Bis zur Durchführung der hier streitigen künstlichen Befruchtung im August 1996 hatte der Bundesausschuß der Ärzte und Krankenkassen die Prüfung der ICSI noch nicht abgeschlossen und sich weder in den NUB-Richtlinien noch in den Richtlinien zur künstlichen Befruchtung zur Notwendigkeit und Wirtschaftlichkeit sowie zum therapeutischen Nutzen der Methode geäußert. Damit war zum damaligen Zeitpunkt ihre Anwendung zu Lasten der Krankenkassen ausgeschlossen. Der Ausschluß nicht anerkannter Untersuchungs- und Behandlungsmethoden aus der vertragsärztlichen Versorgung nach Maßgabe des § 135 Abs 1 SGB V verletzt kein Verfassungsrecht. Bei den NUB-Richtlinien handelt es sich entgegen der Ansicht des LSG nicht lediglich um Empfehlungen eines fachkundigen Gremiums, sondern um verbindliche untergesetzliche Rechtsnormen. Nachdem das Gesetz die Anwendung neuer Untersuchungs- und Behandlungsmethoden zu Lasten der Krankenkassen ausdrücklich von einer positiven Entscheidung des Bundesausschusses abhängig macht, kann daran schon aus diesem Grunde kein ernsthafter Zweifel bestehen. Zum Normcharakter der Richtlinien ebenso wie zur Zulässigkeit der Übertragung von Rechtssetzungsbefugnissen auf die Bundesausschüsse der (Zahn-) Ärzte und Krankenkassen hat sich das BSG im übrigen wiederholt geäußert und dabei auch zu den vom Berufungsgericht angeführten verfassungsrechtlichen Einwänden ausführlich Stellung genommen(siehe ua Urteile des erkennenden Senats vom 16. September 1997 – BSGE 81, 73, 80 ff = SozR 3-2500 § 92 Nr 7 S 55 ff und des 6. Senats vom 18. März 1998 – BSGE 82, 41, 46 ff = SozR 3-2500 § 103 Nr 2 S 15 ff). Das Vorbringen im jetzigen Prozeß gibt keine Veranlassung, die bisherige Beurteilung zu ändern.

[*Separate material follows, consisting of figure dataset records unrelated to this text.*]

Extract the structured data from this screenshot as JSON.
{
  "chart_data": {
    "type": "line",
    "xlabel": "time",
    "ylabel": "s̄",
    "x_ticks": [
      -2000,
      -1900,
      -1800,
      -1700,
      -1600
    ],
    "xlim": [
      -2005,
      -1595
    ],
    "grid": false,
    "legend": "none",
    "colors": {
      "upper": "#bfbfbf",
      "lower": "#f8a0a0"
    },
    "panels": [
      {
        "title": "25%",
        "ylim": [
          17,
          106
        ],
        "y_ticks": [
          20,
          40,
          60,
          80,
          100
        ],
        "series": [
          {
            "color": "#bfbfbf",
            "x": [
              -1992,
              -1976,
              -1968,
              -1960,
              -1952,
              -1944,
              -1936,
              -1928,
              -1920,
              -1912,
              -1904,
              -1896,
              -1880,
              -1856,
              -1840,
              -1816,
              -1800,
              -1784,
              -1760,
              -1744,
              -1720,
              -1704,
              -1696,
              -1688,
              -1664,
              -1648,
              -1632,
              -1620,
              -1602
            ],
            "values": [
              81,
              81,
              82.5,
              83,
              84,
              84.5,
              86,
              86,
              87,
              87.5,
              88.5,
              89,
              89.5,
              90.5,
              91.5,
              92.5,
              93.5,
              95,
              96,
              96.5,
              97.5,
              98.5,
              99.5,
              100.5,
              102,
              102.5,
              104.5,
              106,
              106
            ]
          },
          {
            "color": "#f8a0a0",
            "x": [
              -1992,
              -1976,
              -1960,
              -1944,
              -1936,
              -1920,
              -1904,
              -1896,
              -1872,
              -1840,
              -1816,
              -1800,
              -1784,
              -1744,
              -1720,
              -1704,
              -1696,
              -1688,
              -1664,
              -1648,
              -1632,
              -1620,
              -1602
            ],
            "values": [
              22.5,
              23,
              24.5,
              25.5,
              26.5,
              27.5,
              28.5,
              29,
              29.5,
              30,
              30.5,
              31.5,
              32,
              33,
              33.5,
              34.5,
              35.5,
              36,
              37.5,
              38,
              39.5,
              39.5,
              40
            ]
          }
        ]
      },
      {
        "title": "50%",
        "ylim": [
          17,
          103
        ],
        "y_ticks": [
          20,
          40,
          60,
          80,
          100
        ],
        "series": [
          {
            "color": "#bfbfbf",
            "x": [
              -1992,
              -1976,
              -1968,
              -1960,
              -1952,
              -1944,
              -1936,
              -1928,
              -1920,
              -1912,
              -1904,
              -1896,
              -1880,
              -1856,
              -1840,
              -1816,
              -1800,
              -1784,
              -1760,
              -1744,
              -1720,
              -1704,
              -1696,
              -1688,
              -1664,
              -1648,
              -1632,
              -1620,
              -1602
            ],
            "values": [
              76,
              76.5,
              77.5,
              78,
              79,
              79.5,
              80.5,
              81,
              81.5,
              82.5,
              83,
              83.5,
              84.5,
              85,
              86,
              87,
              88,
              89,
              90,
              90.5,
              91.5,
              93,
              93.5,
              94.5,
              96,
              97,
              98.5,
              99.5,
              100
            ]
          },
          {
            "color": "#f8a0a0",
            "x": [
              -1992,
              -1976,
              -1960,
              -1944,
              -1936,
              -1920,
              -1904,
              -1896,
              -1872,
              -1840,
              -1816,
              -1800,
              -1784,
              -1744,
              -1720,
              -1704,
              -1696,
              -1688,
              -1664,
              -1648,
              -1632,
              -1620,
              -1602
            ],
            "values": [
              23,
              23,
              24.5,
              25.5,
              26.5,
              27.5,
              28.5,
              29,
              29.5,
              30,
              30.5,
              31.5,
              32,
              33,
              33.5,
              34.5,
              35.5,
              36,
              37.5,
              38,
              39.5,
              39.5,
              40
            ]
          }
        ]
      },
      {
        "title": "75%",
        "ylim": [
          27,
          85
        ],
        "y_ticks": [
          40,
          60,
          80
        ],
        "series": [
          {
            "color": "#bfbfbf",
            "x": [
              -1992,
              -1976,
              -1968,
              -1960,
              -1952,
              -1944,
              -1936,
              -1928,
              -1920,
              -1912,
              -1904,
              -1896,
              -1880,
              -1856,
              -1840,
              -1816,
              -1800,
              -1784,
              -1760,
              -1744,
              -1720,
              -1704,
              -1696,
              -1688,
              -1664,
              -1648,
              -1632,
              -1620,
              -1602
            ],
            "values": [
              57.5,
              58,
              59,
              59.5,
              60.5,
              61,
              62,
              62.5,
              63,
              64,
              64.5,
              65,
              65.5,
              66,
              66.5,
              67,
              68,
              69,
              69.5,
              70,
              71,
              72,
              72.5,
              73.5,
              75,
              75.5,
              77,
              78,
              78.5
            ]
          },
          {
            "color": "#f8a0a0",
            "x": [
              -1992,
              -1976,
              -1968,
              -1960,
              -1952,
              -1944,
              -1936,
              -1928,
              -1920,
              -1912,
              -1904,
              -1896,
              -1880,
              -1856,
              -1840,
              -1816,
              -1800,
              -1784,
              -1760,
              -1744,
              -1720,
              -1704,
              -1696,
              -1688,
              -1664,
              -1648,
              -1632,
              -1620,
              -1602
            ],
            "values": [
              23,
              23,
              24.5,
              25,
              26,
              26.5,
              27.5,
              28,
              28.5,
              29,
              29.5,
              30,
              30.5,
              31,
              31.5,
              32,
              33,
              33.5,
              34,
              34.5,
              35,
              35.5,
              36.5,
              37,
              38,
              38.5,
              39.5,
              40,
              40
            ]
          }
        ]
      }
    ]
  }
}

Das Fehlen einer Empfehlung des Bundesausschusses zum Zeitpunkt der Behandlung im August 1996 begründet auch keinen Systemmangel, aus dem die Klägerin Rechte herleiten könnte. Ein Kostenerstattungsanspruch des Versicherten kommt ausnahmsweise in Betracht, wenn die fehlende Anerkennung der neuen Methode darauf zurückzuführen ist, daß das Verfahren vor dem Bundesausschuß trotz Erfüllung der für eine Überprüfung notwendigen formalen und inhaltlichen Voraussetzungen willkürlich oder aus sachfremden Erwägungen nicht oder nicht zeitgerecht durchgeführt wird. Denn in einem solchen Fall dient der Erlaubnisvorbehalt des § 135 Abs 1 SGB V nicht mehr der Qualitätssicherung und die hieraus entstehende Versorgungslücke muß zugunsten des Versicherten mit Hilfe des § 13 Abs 3 SGB V geschlossen werden(vgl BSGE 81, 54, 65 f = SozR 3-2500 § 135 Nr 4 S 21; BSGE 86, 54, 60 f = SozR 3-2500 § 135 Nr 14 S 66 f). Für etwaige Versäumnisse des Bundesausschusses ist indessen nichts ersichtlich. Nachdem die ICSI erst 1993 erstmals in Deutschland angewandt wurde und wissenschaftliche Studien über Erfolgsaussichten und Risiken nicht abgeschlossen waren, war der für eine gründliche Prüfung und Bewertung anzusetzende Zeitrahmen im Sommer 1996 keinesfalls überschritten.
Die Revision der Klägerin war nach allem zurückzuweisen.
Die Kostenentscheidung beruht auf § 193 SGG.